AFRICA-TWIX: enhancing collaboration in the fight against illegal wildlife trade in Central Africa

Douala, Cameroon, March 2017—one year after its launch, a meeting to evaluate the effectiveness of AFRICA-TWIX finds there has been significant progress towards fostering collaboration among law enforcement officials in Central Africa to address illegal trade in wildlife. 


AFRICA-TWIX (Trade in Wildlife Information eXchange) is an online tool developed to facilitate the exchange of information and co-operation between enforcement officers in Central African countries. 

The system includes both a secure mailing list and a database of wildlife seizures and criminal prosecutions and is modelled on EU-TWIX, a similar system operational throughout European countries for more than a decade. 

One year into its operation, AFRICA-TWIX has around 100 active users from forestry and justice departments, Customs, police, ICPO-INTERPOL, United Nations Office on Drugs and Crime (UNODC) and the World Customs Organization (WCO), while four investigations have been triggered based on information shared on the system. 

Representatives from five countries evaluating implementation of the AFRICA-TWIX platform © TRAFFIC, 2017

“AFRICA-TWIX has had a very positive start and been warmly received—and with additional funds secured from donors to support the functioning of the system until 2018, we can look forward with confidence to the future,” said TRAFFIC’s François Kpwang Abessolo, Project Manager for AFRICA-TWIX. 

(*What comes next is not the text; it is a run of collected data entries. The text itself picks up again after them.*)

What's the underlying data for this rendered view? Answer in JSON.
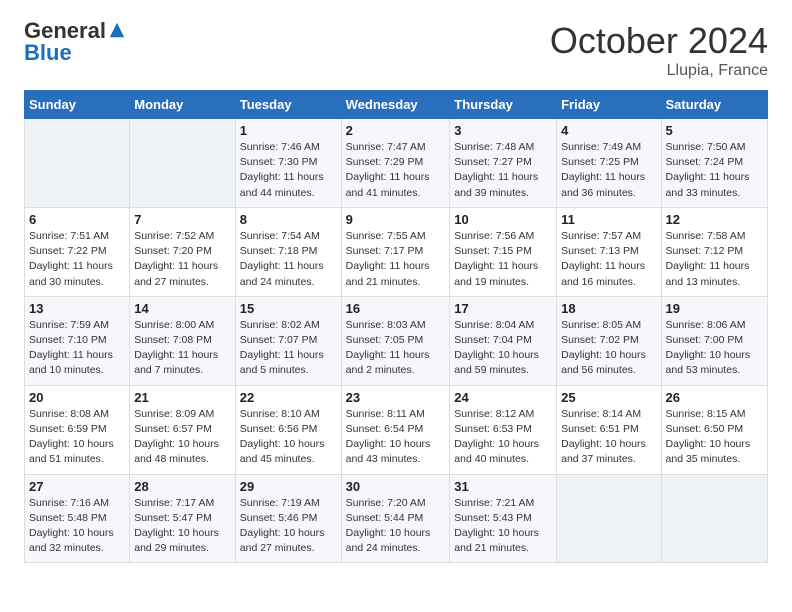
{
  "header": {
    "logo_general": "General",
    "logo_blue": "Blue",
    "title": "October 2024",
    "location": "Llupia, France"
  },
  "days_of_week": [
    "Sunday",
    "Monday",
    "Tuesday",
    "Wednesday",
    "Thursday",
    "Friday",
    "Saturday"
  ],
  "weeks": [
    [
      {
        "day": "",
        "info": ""
      },
      {
        "day": "",
        "info": ""
      },
      {
        "day": "1",
        "info": "Sunrise: 7:46 AM\nSunset: 7:30 PM\nDaylight: 11 hours and 44 minutes."
      },
      {
        "day": "2",
        "info": "Sunrise: 7:47 AM\nSunset: 7:29 PM\nDaylight: 11 hours and 41 minutes."
      },
      {
        "day": "3",
        "info": "Sunrise: 7:48 AM\nSunset: 7:27 PM\nDaylight: 11 hours and 39 minutes."
      },
      {
        "day": "4",
        "info": "Sunrise: 7:49 AM\nSunset: 7:25 PM\nDaylight: 11 hours and 36 minutes."
      },
      {
        "day": "5",
        "info": "Sunrise: 7:50 AM\nSunset: 7:24 PM\nDaylight: 11 hours and 33 minutes."
      }
    ],
    [
      {
        "day": "6",
        "info": "Sunrise: 7:51 AM\nSunset: 7:22 PM\nDaylight: 11 hours and 30 minutes."
      },
      {
        "day": "7",
        "info": "Sunrise: 7:52 AM\nSunset: 7:20 PM\nDaylight: 11 hours and 27 minutes."
      },
      {
        "day": "8",
        "info": "Sunrise: 7:54 AM\nSunset: 7:18 PM\nDaylight: 11 hours and 24 minutes."
      },
      {
        "day": "9",
        "info": "Sunrise: 7:55 AM\nSunset: 7:17 PM\nDaylight: 11 hours and 21 minutes."
      },
      {
        "day": "10",
        "info": "Sunrise: 7:56 AM\nSunset: 7:15 PM\nDaylight: 11 hours and 19 minutes."
      },
      {
        "day": "11",
        "info": "Sunrise: 7:57 AM\nSunset: 7:13 PM\nDaylight: 11 hours and 16 minutes."
      },
      {
        "day": "12",
        "info": "Sunrise: 7:58 AM\nSunset: 7:12 PM\nDaylight: 11 hours and 13 minutes."
      }
    ],
    [
      {
        "day": "13",
        "info": "Sunrise: 7:59 AM\nSunset: 7:10 PM\nDaylight: 11 hours and 10 minutes."
      },
      {
        "day": "14",
        "info": "Sunrise: 8:00 AM\nSunset: 7:08 PM\nDaylight: 11 hours and 7 minutes."
      },
      {
        "day": "15",
        "info": "Sunrise: 8:02 AM\nSunset: 7:07 PM\nDaylight: 11 hours and 5 minutes."
      },
      {
        "day": "16",
        "info": "Sunrise: 8:03 AM\nSunset: 7:05 PM\nDaylight: 11 hours and 2 minutes."
      },
      {
        "day": "17",
        "info": "Sunrise: 8:04 AM\nSunset: 7:04 PM\nDaylight: 10 hours and 59 minutes."
      },
      {
        "day": "18",
        "info": "Sunrise: 8:05 AM\nSunset: 7:02 PM\nDaylight: 10 hours and 56 minutes."
      },
      {
        "day": "19",
        "info": "Sunrise: 8:06 AM\nSunset: 7:00 PM\nDaylight: 10 hours and 53 minutes."
      }
    ],
    [
      {
        "day": "20",
        "info": "Sunrise: 8:08 AM\nSunset: 6:59 PM\nDaylight: 10 hours and 51 minutes."
      },
      {
        "day": "21",
        "info": "Sunrise: 8:09 AM\nSunset: 6:57 PM\nDaylight: 10 hours and 48 minutes."
      },
      {
        "day": "22",
        "info": "Sunrise: 8:10 AM\nSunset: 6:56 PM\nDaylight: 10 hours and 45 minutes."
      },
      {
        "day": "23",
        "info": "Sunrise: 8:11 AM\nSunset: 6:54 PM\nDaylight: 10 hours and 43 minutes."
      },
      {
        "day": "24",
        "info": "Sunrise: 8:12 AM\nSunset: 6:53 PM\nDaylight: 10 hours and 40 minutes."
      },
      {
        "day": "25",
        "info": "Sunrise: 8:14 AM\nSunset: 6:51 PM\nDaylight: 10 hours and 37 minutes."
      },
      {
        "day": "26",
        "info": "Sunrise: 8:15 AM\nSunset: 6:50 PM\nDaylight: 10 hours and 35 minutes."
      }
    ],
    [
      {
        "day": "27",
        "info": "Sunrise: 7:16 AM\nSunset: 5:48 PM\nDaylight: 10 hours and 32 minutes."
      },
      {
        "day": "28",
        "info": "Sunrise: 7:17 AM\nSunset: 5:47 PM\nDaylight: 10 hours and 29 minutes."
      },
      {
        "day": "29",
        "info": "Sunrise: 7:19 AM\nSunset: 5:46 PM\nDaylight: 10 hours and 27 minutes."
      },
      {
        "day": "30",
        "info": "Sunrise: 7:20 AM\nSunset: 5:44 PM\nDaylight: 10 hours and 24 minutes."
      },
      {
        "day": "31",
        "info": "Sunrise: 7:21 AM\nSunset: 5:43 PM\nDaylight: 10 hours and 21 minutes."
      },
      {
        "day": "",
        "info": ""
      },
      {
        "day": "",
        "info": ""
      }
    ]
  ]
}
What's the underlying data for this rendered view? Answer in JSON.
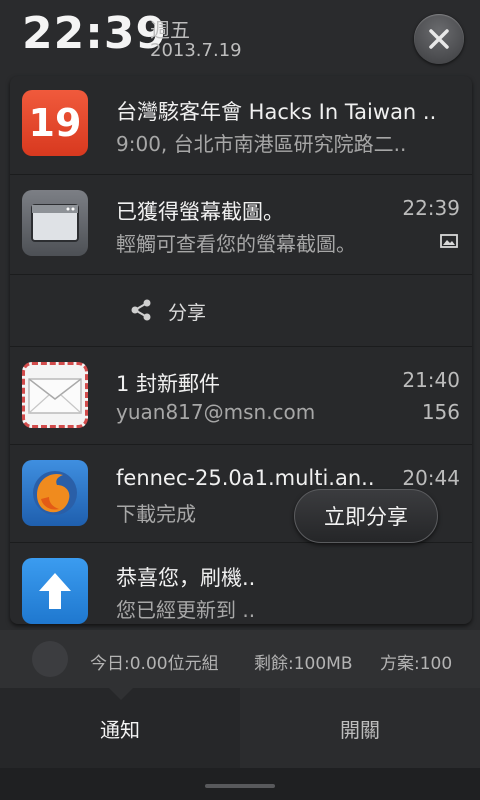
{
  "header": {
    "time": "22:39",
    "weekday": "週五",
    "date": "2013.7.19"
  },
  "notifications": [
    {
      "icon": "calendar-icon",
      "icon_text": "19",
      "title": "台灣駭客年會 Hacks In Taiwan ..",
      "subtitle": "9:00, 台北市南港區研究院路二..",
      "time": ""
    },
    {
      "icon": "screenshot-icon",
      "title": "已獲得螢幕截圖。",
      "subtitle": "輕觸可查看您的螢幕截圖。",
      "time": "22:39",
      "badge_icon": "image-icon"
    },
    {
      "icon": "mail-icon",
      "title": "1 封新郵件",
      "subtitle": "yuan817@msn.com",
      "time": "21:40",
      "count": "156"
    },
    {
      "icon": "firefox-icon",
      "title": "fennec-25.0a1.multi.an..",
      "subtitle": "下載完成",
      "time": "20:44"
    },
    {
      "icon": "update-arrow-icon",
      "title": "恭喜您，刷機..",
      "subtitle": "您已經更新到 ..",
      "action_label": "立即分享"
    }
  ],
  "share_action": {
    "icon": "share-icon",
    "label": "分享"
  },
  "data_usage": {
    "today": "今日:0.00位元組",
    "remaining": "剩餘:100MB",
    "plan": "方案:100"
  },
  "tabs": {
    "notifications": "通知",
    "toggles": "開關"
  },
  "colors": {
    "calendar_red": "#e8492d",
    "update_blue": "#2f8fe0",
    "panel_bg": "#28292b"
  }
}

Meanwhile, there is also interest from three more countries to join AFRICA-TWIX, while the Southern African Development Community (SADC) is developing plans for a TWIX to encompass that region. 

The AFRICA-TWIX evaluation meeting was chaired by the newly appointed Executive Secretary of COMIFAC (the Central African Forests Commission), Raymond Ndomba Ngoye, who highlighted the need to address illegal wildlife trade and related criminal activity in view of their increasing threat to biodiversity through species loss and ecosystem degradation.

Following the meeting, two days of training for enforcement agencies from five Central African countries—Cameroon, Congo, Gabon, Central African Republic and Democratic Republic of Congo—was held, hosted by the Ministry of Forests and Wildlife (MINFOF), in partnership with TRAFFIC and supported by COMIFAC. 

In addition to training in the use of AFRICA-TWIX, some 39 officers from the five countries, plus representatives from ICPO-INTERPOL and COMIFAC also learned about species identification, investigation techniques and major routes used by traffickers in Central Africa. 

Additional training on how to fill in and submit regular reports to the Elephant Trade Information System (ETIS), the world’s largest database of elephant product seizures that TRAFFIC manages on behalf of Parties to the Convention on International Trade in Endangered Species of Wild Fauna and Flora (CITES). ETIS focal points were also designated in countries currently without them. 

Both the AFRICA-TWIX evaluation meeting and training event received financial support through the German Polifund measure and implemented by GIZ on behalf of the German Federal Ministry for Economic Cooperation and Development (BMZ) and the German Federal Ministry for Environment, Nature Conservation, Building and Nuclear Safety (BMUB);WWF France; and the United States Fish and Wildlife Service (USFWS). Technical support from TRAFFIC was also provided via the Wildlife Trafficking, Response, Assessment and Priority Setting (Wildlife TRAPS) Project funded by the United States Agency for International Development (USAID).